The ever-blossoming Myrtle Avenue in Clinton Hill celebrated another ribbon-cutting for a new business today: The Runner, a restaurant that offers a vintage twist on American Heritage cuisine.
"It's a neighborhood cozy-and-warm place with freshly prepared items at a reasonable price," said The Runner's CEO Richard Winter, who grew up in Bay Ridge.
The Myrtle Avenue Brooklyn Partnership (MARP) hosted the opening ceremony, joined by Brooklyn Borough President Eric Adams, Brooklyn Chamber of Commerce President Carlo Scissura and representatives from the offices of Assemblyman Walter Mosley, Assemblyman Joe Lentol, State Senator Velmanette Montgomery and City Councilwoman Laurie Cumbo.
Divided into two spaces of about 600 sq. feet each, the restaurant boasts a rustic feel, with soft lighting, exposed brick, hardware details, a full bar and a large brick oven.

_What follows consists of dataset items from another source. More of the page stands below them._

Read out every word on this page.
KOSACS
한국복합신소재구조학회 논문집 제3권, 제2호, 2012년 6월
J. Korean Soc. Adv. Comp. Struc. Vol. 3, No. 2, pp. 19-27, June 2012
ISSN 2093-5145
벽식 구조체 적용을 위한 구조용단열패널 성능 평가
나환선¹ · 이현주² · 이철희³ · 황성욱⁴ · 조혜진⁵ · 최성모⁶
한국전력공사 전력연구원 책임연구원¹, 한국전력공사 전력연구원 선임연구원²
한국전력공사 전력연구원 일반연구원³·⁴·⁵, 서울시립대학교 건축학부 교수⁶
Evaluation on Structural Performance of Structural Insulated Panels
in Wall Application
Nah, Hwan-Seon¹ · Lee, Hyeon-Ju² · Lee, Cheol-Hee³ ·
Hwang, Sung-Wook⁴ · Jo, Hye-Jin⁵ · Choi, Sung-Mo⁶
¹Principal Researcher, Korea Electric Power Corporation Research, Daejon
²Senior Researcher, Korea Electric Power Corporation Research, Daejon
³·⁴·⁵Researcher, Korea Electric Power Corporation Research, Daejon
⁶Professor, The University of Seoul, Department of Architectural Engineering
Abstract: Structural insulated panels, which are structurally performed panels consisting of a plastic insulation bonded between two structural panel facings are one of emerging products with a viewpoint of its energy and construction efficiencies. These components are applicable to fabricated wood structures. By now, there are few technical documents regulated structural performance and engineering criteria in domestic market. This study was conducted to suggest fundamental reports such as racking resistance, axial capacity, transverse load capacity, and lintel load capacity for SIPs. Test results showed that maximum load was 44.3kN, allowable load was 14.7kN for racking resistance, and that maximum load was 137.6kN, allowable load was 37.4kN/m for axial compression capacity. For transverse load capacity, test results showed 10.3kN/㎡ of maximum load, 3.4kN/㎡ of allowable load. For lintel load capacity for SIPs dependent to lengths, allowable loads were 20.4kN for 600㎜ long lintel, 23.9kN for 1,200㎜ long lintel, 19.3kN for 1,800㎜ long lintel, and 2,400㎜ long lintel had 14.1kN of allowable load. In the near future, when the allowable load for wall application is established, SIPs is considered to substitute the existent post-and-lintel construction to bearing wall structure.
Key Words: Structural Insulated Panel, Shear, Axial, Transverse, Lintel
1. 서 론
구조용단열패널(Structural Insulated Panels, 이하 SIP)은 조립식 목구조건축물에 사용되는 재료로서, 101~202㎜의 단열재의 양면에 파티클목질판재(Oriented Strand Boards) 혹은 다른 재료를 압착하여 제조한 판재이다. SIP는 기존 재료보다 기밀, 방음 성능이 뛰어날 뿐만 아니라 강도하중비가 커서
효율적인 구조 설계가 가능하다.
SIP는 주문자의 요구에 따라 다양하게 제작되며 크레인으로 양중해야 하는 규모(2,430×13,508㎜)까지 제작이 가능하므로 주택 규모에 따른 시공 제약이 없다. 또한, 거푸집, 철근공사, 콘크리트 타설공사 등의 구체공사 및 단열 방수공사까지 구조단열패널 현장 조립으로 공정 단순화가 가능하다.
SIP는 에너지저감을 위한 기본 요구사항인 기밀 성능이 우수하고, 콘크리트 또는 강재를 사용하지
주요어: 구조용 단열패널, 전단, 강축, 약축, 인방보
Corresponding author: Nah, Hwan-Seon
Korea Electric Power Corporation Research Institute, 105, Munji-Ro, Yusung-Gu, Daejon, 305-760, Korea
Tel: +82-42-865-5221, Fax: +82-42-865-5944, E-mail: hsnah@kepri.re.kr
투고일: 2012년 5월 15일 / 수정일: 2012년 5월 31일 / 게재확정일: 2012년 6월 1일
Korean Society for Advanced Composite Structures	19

The food is everything you love about American cuisine, dialed up slightly by one or two ingredients to give every item on the menu a gourmet appeal:
Their brick-oven pizza, an appetizer that's not called "pizza" at all, but instead, "Tarte Flambé," made with crème fraîch instead of marinara, thinly sliced onions and fresh-cut bacon is pretty amazing ($12); Another appetizer, the "Bone Marrow," is made of escargot and apple onion jam ($12);
They've done away with the lettuce in their version of chopped salad. Their version is made of chopped kale, brussels sprouts, cabbage and pistachios ($12).
There's an entreé, the Lamb Shoulder, made with cinnamon, currents, pickled onions and cilantro ($16); and for dessert there's a Ricotta Cheescake that sounds quite special ($8)
"Everything, from the roasted suckling pig to the bone marrow in our escargot... We have a fantastic hamburger and a wonderful wine list, there's a little something here for everybody," said Winter. "And everything is priced appropriately. It's the kind of place you can come to multiple times."
The restaurant's head chef, Andrew Burman, said, instead of looking at modern food and the direction it's heading into the future, he wanted to prepare ingredients in a way that "looks back."
"So we built the menu around ideas of what was happening one hundred years ago," Burman said. "We sort of thought that having a place where it's communal and where everybody important in your life can share, that was more important."
The restaurant's name was borrowed from the poem, "The Runner," by Walt Whitman who once lived in Clinton Hill.
"That poem actually symbolized the Industrial Revolution in progress, and that's kind of what's going on here on Myrtle Avenue," Winter said. "It just became the perfect fit, the perfect name."
The Runner is located at 458 Myrtle Avenue, between Washington and Waverly avenues.